NEW YORK – Coast Guard harbor tugs Hawser, Line and Wire celebrated their 50th Anniversary of providing safety, security and maritime mobility to New York, New Jersey and Hudson River waterways near Poughkeepsie, N.Y., Feb. 21.

To celebrate their years of service, the 65-foot harbor tugs (WYTL) steamed together north on the Hudson River, beginning at the Poughkeepsie Walkway over the Hudson to Kingston, N.Y.

"It is a great honor for the crew and I to be a part of and continue Coast Guard Cutter Hawser's great heritage in, which she and her past crews have provided 50 years of service to the Port of New York, New Jersey and Hudson River communities," said Senior Chief Petty Officer Lawrence Dean, Officer-In-Charge of the Hawser.

The three tugs of the Capstan class were constructed at New Bern, N.C., and commissioned in 1963. With steel hulls, they replaced the wooden hulled 64-foot tugs. The Hawser and Line were stationed in Bayonne, N.J., and the Wire was stationed in Saugerties, where they have served ever since. An officer-in-charge, typically a chief or senior chief petty officer, and four members crew the tugs.

With the primary mission of ice breaking, the tugs break ice in New York Harbor and on the Hudson River helping to facilitate the shipping of vital supplies such as home heating oil. The tug crews have also played significant roles in responding to major maritime incidents such as the evacuation of Lower Manhattan following the 9/11 attacks. Every day, the tug crews perform the wide range of Coast Guard missions of search and rescue, national security and environmental response as integral members of the local maritime community.

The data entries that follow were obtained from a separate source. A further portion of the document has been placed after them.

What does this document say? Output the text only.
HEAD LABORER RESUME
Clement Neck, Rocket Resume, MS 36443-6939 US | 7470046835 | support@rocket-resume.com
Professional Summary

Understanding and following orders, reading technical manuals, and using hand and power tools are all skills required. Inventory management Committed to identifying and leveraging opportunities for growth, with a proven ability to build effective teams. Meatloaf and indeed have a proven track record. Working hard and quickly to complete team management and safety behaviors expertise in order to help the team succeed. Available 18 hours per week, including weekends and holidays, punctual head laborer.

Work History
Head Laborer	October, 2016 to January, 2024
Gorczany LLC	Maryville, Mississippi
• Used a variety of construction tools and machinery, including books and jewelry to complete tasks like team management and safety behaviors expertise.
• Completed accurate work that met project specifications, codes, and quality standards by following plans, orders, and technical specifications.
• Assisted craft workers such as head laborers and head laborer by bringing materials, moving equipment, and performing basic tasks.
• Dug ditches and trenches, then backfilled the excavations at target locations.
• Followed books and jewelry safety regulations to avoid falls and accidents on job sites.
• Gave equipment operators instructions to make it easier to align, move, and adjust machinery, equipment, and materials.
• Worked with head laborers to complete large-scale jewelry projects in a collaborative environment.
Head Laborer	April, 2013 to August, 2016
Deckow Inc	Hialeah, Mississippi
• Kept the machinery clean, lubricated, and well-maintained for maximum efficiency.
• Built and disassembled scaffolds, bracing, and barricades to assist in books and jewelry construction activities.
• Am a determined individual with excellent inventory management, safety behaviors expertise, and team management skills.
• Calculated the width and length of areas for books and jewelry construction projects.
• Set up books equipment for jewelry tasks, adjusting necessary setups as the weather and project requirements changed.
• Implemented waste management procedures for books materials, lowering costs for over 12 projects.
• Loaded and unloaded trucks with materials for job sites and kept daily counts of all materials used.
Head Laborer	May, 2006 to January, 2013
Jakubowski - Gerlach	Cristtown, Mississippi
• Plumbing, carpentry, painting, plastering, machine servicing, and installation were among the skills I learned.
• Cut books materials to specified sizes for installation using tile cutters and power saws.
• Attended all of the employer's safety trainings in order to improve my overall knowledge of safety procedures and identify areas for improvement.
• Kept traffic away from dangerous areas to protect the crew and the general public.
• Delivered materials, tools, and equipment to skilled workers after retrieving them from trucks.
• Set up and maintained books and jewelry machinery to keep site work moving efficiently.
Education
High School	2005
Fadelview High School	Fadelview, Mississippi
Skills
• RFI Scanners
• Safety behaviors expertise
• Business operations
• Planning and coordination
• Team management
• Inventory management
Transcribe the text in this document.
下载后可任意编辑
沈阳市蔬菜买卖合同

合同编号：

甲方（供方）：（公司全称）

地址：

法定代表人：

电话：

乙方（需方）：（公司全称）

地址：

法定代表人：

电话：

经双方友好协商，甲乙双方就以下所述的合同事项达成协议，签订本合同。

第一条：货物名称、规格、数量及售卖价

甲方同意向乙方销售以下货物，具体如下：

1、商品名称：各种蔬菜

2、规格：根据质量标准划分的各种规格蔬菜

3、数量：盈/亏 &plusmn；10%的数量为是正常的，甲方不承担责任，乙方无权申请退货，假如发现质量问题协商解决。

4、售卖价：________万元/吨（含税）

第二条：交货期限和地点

"The harbor tugs have successfully carried out these missions for 50 years, which is certainly a tribute to the vessels themselves, but even more so to those who have crewed them over the last five decades," said Capt. Gordon Loebl, Captain of the Port of New York and New Jersey, and Commanding Officer, Sector New York.  "Any day is a good day to be a 65 sailor, but on the anniversary of their 50th year of dedicated service to our nation, it’s an especially proud day.”